Martin Pawley: a night to remember
This is the time of year for resolutions, but I have nothing to resolve. In fact my powers of resolution, instead of straining forward into 1998 and beyond (as they so often do), insist on dwelling on painful episodes from the past. In particular that dinner at the Mansion House 10 years ago when Prince Charles praised the Luftwaffe for doing less harm to London during the blitz than the post-war planners had done after it.
Although this was Prince Charles's last big push at architecture, he did not dominate the evening in my eyes. The cynosure of my eyes was the great Satan Robert Maxwell, then owner of the Architectural Press, sitting in splendid isolation at the far end of the high table. Throughout the proceedings no one spoke to him and he spoke to nobody. He sat there impassive, next to an empty chair, twiddling his fork, a shambling monster of a man, made even more monstrous by the height of the podium upon which the high table stood.
As a journalist, I was seated at the lowly press table, almost underneath him. But as the dinner wore on and speeches were made, I became more and more obsessed with the idea of speaking to him. This was a golden opportunity, perhaps the best I would ever have. The owner of the Daily Mirror and the founder of the European was sitting barely five feet away.

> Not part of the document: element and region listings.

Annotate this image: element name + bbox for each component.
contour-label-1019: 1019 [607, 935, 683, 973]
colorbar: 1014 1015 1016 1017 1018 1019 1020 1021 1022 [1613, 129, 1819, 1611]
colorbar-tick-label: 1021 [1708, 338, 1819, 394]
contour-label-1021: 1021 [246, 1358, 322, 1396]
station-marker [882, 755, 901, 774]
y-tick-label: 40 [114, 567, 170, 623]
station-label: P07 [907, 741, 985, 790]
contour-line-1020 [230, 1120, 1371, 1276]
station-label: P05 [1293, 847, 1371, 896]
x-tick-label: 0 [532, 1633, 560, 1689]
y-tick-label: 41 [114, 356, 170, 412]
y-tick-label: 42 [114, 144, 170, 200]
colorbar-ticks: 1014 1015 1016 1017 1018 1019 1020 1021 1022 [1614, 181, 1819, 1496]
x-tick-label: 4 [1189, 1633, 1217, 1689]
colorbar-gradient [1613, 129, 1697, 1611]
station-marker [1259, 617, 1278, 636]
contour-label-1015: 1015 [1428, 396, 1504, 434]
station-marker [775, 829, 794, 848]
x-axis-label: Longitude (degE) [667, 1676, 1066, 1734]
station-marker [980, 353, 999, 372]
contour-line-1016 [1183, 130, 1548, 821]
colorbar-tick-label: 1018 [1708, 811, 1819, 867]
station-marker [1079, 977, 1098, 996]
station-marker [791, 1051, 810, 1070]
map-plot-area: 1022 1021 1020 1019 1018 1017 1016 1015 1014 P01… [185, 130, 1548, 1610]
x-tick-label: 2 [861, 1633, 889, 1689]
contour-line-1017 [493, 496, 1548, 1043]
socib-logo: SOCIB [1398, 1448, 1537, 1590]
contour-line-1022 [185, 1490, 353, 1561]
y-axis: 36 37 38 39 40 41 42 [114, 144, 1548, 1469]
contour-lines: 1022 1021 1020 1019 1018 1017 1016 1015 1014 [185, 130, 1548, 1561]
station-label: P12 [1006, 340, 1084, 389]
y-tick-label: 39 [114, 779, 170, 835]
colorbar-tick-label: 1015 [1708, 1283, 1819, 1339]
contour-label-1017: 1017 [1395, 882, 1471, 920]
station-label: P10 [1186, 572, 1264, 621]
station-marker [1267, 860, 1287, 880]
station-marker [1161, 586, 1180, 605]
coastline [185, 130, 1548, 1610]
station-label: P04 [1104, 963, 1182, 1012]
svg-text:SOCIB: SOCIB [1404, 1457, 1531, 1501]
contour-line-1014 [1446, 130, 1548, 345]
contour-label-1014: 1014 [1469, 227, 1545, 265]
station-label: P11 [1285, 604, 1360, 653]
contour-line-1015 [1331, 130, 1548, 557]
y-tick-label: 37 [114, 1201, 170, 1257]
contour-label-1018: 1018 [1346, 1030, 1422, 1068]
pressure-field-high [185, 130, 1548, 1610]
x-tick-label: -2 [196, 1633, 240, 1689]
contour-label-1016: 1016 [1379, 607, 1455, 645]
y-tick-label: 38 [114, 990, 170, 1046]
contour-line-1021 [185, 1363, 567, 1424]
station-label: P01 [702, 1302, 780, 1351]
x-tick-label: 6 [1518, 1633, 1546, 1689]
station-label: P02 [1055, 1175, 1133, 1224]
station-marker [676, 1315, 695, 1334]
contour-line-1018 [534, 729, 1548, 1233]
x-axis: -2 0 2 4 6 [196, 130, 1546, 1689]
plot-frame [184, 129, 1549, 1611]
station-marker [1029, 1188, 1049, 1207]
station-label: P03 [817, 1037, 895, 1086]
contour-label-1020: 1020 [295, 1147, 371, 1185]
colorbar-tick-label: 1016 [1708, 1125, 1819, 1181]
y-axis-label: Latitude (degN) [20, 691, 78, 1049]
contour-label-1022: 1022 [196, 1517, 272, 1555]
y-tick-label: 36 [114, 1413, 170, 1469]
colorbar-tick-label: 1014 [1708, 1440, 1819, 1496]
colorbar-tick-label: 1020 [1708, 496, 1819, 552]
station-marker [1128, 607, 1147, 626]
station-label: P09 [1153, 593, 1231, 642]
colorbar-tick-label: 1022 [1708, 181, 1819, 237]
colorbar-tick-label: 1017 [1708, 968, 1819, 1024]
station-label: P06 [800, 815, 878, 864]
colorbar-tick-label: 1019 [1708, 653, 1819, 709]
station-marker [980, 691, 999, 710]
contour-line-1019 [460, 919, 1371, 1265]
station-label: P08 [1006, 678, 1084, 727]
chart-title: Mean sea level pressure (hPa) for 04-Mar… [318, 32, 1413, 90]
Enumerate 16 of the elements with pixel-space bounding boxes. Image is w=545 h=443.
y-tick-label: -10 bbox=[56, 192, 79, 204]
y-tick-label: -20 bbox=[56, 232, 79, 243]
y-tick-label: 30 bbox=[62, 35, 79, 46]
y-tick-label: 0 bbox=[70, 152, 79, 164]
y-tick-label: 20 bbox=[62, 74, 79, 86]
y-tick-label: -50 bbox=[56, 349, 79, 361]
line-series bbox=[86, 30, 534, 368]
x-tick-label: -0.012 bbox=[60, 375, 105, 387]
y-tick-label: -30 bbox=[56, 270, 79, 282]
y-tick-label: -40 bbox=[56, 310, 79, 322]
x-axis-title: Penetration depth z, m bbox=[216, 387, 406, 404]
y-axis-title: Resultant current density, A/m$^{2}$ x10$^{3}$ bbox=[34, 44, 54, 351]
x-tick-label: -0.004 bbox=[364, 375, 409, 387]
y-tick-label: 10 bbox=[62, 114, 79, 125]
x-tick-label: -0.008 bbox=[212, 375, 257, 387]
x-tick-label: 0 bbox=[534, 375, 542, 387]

I had good reason to approach a press baron. A new regime at the Guardian threatened my position as critic. The powers wanted a 'consumer of architecture' to write about the subject. Preferably someone who would appreciate Rod Hackney's timber guttering and applaud the Prince's plucky attacks on architects. They did not want an enemy agent steeped in architectural lore. They wanted someone who would fearlessly denounce architects by name; someone who could run off a long list of anti-social tower blocks at the drop of an 'eyesore'. Someone who would get indignant about satellite dishes and out-of-town supermarkets, someone who would traipse around old buildings and tirelessly launch campaigns to save them for the nation.
I couldn't believe Robert Maxwell would be like that. Cap'n Bob was made of sterner stuff. He had come up the hard way. He knew that you couldn't make an omelette without breaking heads. So I decided to seize my chance and slip away from my seat under cover of the gluttonous hubbub of 800 diners and their attendant waiters. Quickly I stepped to the high table, which was almost level with my head, and looked up. Maxwell loomed above me like a gigantic Michelin Man.
'Excuse me, Mr Maxwell,' I said. He looked at me dully, stopped playing with his fork, and nodded for me to go on.
'I just thought,' I said. 'It must be time the Mirror had an architectural writer. I'd like to offer myself for the job.'
He focused his eyes on me for the first time.
'Do what?' he grated in a deep voice.
I repeated myself.
He looked at me for a second or two.
'Piss off,' he growled, and turned his attention back to his fork.